Post-translational regulation of starch synthesis in higher plants

高等植物淀粉合成的翻译后调控

• 批准号: 435781-2013
• 负责人: Emes, Michael
• 金额: $ 2.11万
• 依托单位: University of Guelph
• 依托单位国家: 加拿大
• 项目类别: Discovery Grants Program - Group
• 财政年份: 2014
• 资助国家: 加拿大
• 起止时间: 2014-01-01 至 2015-12-31
• 项目状态: 已结题
• 来源: https://www.nserc-crsng.gc.ca/ase-oro/Details-Detailles_eng.asp?id=552876
• 关键词: Post; translational; regulation; starch; synthesis

The primary objective of this proposal is to enhance our understanding of the regulation of starch synthesis in plants and identify the biochemical mechanisms which contribute to the organisation of starch structure. Starch is a naturally occurring glucose polymer and is used widely in food and non-food industries. Variation in functionality is derived from traits such as the ratio of amylose to amylopectin, glucan chain length, branching and granule size. The two PIs were the first to demonstrate that enzymes of starch synthesis aggregate to form heteromeric protein complexes, catalysed by reversible protein-phosphorylation. Recently we have made use of genetic approaches to demonstrate that mutations in starch synthase IIa and starch branching enzyme IIb have an impact beyond the loss of enzyme activity, modifying the nature of the heteromeric protein-complexes with consequences for the size, structure and properties of the starch granule. We propose that protein phosphorylation is critical in determining physical association among enzymes of starch synthesis, affecting the structure of the glucan polymer produced. To test this hypothesis we will: a) determine the interaction domains between associated proteins; b) identify phosphorylation sites and conditions in vivo under which the phosphorylation state of each enzyme is modified; c) characterise the protein kinase(s) and phosphatase(s) responsible for post-translational modification of enzymes of starch synthesis; d) mutate the phosphorylation sites and protein-interaction domains of starch synthesising enzymes in vivo and characterise the structure of the resulting starch phenotypes. These studies will allow us to develop a model for the role of post-translational modification in the regulation of starch synthesis and structure. The programme represents a natural synergy of the two PIs, bringing together plant physiology, cell biology, biochemistry, genetics, and starch and protein chemistry to the study of one of the most significant pathways of plant metabolism. The knowledge generated has potential application to the tailoring of starches for specific applications in the food and industrial sectors.

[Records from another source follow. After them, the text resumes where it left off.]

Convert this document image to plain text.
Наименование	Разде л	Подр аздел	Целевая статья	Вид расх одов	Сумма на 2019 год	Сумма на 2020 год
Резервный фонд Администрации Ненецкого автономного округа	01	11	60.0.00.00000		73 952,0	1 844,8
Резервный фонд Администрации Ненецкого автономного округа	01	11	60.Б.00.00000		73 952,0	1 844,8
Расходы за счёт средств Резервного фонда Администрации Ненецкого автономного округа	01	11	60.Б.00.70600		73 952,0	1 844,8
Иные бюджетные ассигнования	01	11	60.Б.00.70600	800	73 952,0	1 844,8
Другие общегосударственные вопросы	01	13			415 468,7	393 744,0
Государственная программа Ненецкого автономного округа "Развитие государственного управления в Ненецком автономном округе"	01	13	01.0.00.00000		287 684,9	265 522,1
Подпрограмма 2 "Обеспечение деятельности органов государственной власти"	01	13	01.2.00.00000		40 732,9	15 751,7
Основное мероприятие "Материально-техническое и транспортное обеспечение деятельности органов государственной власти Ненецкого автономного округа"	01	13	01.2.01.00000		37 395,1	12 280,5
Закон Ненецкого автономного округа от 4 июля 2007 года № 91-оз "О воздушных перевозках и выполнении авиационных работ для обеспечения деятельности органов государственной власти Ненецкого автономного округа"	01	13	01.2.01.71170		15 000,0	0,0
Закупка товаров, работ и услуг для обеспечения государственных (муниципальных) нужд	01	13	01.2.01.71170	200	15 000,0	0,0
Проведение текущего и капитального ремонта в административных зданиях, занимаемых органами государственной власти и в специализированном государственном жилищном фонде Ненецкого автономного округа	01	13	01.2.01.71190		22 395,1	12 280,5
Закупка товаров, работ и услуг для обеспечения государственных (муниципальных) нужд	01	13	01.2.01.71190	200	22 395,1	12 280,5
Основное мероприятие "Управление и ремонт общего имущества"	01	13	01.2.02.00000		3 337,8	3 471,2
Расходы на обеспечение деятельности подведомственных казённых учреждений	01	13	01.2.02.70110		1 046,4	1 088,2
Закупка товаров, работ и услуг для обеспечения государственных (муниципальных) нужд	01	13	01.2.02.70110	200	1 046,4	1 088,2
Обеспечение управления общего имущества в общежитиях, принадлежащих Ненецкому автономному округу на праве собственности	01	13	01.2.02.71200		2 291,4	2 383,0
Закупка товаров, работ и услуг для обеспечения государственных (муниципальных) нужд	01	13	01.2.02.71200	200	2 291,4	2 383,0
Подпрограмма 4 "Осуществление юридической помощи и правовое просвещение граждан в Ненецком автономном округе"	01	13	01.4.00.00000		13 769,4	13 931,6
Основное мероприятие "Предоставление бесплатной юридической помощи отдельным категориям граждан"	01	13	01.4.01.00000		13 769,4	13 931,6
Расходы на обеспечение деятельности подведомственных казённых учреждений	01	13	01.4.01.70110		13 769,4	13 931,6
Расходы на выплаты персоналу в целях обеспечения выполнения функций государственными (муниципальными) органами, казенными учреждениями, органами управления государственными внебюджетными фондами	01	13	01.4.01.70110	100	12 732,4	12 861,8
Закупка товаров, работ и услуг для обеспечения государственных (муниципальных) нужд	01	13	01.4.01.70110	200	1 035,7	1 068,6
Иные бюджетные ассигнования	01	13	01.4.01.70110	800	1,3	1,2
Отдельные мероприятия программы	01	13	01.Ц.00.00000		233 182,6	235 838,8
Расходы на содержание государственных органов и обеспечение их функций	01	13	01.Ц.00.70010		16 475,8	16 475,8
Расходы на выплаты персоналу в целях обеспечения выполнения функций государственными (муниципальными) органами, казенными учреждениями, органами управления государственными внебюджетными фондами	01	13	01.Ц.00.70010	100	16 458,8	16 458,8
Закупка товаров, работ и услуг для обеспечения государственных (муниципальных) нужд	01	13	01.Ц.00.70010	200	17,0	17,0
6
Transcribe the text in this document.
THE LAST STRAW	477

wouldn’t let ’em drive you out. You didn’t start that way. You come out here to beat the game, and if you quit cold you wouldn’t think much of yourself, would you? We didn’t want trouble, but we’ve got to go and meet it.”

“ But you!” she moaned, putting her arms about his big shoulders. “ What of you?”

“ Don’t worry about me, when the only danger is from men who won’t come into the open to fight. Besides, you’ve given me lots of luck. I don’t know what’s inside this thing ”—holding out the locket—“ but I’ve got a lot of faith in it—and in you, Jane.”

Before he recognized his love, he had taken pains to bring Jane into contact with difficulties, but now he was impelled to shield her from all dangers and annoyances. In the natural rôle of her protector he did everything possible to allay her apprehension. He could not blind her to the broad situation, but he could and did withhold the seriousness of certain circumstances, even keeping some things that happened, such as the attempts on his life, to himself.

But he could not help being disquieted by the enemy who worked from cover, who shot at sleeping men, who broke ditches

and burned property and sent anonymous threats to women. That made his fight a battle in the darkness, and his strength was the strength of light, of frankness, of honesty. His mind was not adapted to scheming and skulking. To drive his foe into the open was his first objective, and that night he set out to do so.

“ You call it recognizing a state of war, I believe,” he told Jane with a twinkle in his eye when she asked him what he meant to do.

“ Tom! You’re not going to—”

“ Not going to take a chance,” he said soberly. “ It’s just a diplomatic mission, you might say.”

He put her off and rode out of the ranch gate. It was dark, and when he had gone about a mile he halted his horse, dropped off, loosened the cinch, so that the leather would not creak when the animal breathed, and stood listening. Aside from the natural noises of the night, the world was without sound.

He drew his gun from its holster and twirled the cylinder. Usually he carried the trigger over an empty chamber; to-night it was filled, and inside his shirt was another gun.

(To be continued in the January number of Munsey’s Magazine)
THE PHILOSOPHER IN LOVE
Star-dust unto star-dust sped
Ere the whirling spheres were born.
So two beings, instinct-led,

该提案的主要目的是提高我们对植物淀粉合成调控的理解，并确定有助于淀粉结构组织的生化机制。 淀粉是一种天然存在的葡萄糖聚合物，广泛用于食品和非食品工业。 功能性的变化来自于诸如直链淀粉与支链淀粉的比率、葡聚糖链长度、分支和颗粒大小等性状。这两个PI是第一个证明淀粉合成酶聚集形成异聚蛋白复合物，由可逆的蛋白磷酸化催化。 最近，我们已经利用遗传学的方法来证明，淀粉合成酶IIa和淀粉分支酶IIb的突变有超出酶活性的损失的影响，修改的性质的异聚体蛋白质复合物的大小，结构和性质的淀粉颗粒的后果。 我们认为，蛋白质磷酸化是决定淀粉合成酶之间的物理关联的关键，影响所产生的葡聚糖聚合物的结构。为了验证这一假设，我们将：a）确定相关蛋白质之间的相互作用域; B）鉴定磷酸化位点和体内条件，在所述磷酸化位点和条件下每种酶的磷酸化状态被修饰; c）鉴定负责淀粉合成酶的翻译后修饰的蛋白激酶和磷酸酶; d）在体内突变淀粉合成酶的磷酸化位点和蛋白质相互作用结构域，并改变所得淀粉表型的结构。 这些研究将使我们能够开发一个模型的作用，翻译后修饰的调节淀粉合成和结构。该计划代表了两个PI的自然协同作用，将植物生理学，细胞生物学，生物化学，遗传学以及淀粉和蛋白质化学结合在一起，以研究植物代谢的最重要途径之一。 所产生的知识有可能应用于为食品和工业部门的特定应用定制淀粉。